C’est comme se réveiller au milieu de la nuit, et qu’il n’y a plus de courant.
C’est votre maison. Un simple endroit ; des murs, des meubles que l’on connaît, que l’on a choisi, qui emplissent notre vie, et qui sont décidés à nous piéger. Il faut retrouver son chemin, et rallumer la lumière. Le temps que cela prend ne se compte pas.
S’en suit une longue quête dans le rien.
On tend les mains, fébriles, sur un vide que l’on espère plein. Que l’on croyait dur, palpable et familier. Et tout se dérobe. Sauf les pas qui, à tâtons, retracent le chemin de mémoire. Qui vient de nous lâcher.
Et les angles sont des ronds, le bois est mou, les murs se resserrent, le couloir est infini. Rien n’est à sa place et pourtant, tout est presque là. Dans le noir, dans ce trou immense, on s’arrache les paumes aux parois. On croit reconnaître un reflet sans fond.
Le trou de mémoire c’est le moment où vous êtes attaqués par le vide, et qu’il n’y a aucun moyen de se défendre. Vous bougez les bras et cherchez à affronter ce quelque chose d’absent. Vous refusez le rien, et vous vous mettez à le façonner à grands coups de couteau dans le brouillard, convaincu qu’il finira bien par être quelque chose de présent. Qu’il vous rendra la pareille. Peut-on rendre le combat égal, retrouver la puissance du contrôle ? Les questions résonnent et pas d’écho à l’horizon de vous-même.

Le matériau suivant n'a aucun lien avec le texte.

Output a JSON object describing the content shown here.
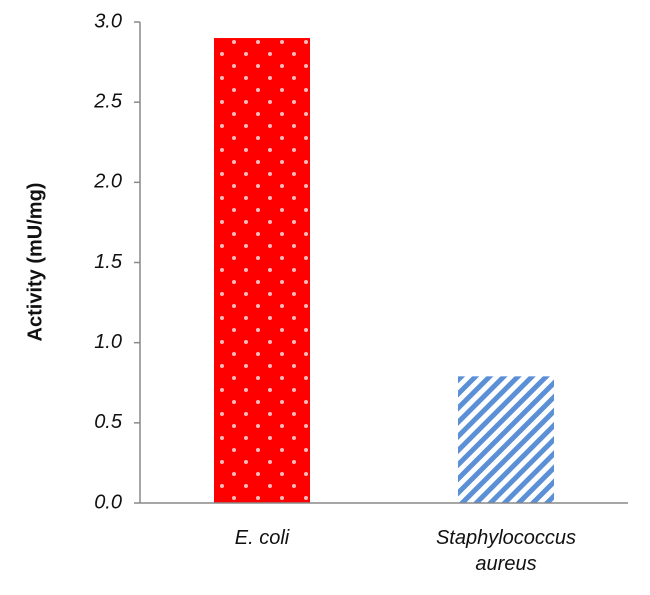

Devant ce rien invulnérable, on capitule. On s’immobilise. On se transforme en pierre. Minute de silence. On se recueille sur soi, on se laisse aller, on se laisse défaire. Les yeux d’abord s’acclimatent, les oreilles se tendent, corde dans le vent qui vibrera peut-être. Le rien vous ouvre ses bras pour l’équilibre. Le noir est gris, il est nuance de vide et de plein. Les mots reviennent, et on aperçoit enfin les cailloux blancs illuminant la pensée. Les mots du bout de la langue. Le tournis des sept tours s’en est allé.
Le trou se comble. Vous avez fait deux pas, vous inspirez. La nausée s’échappe.
On appuie sur le bouton on de la lampe de bureau. Et la page se noircit, à tâtons, dans la blancheur à peine aveuglante. Les premiers bleus de la traversée dans le noir prennent forme. Les maux s’animent donc. Finalement. C’est quelque chose qui ne s’oublie pas.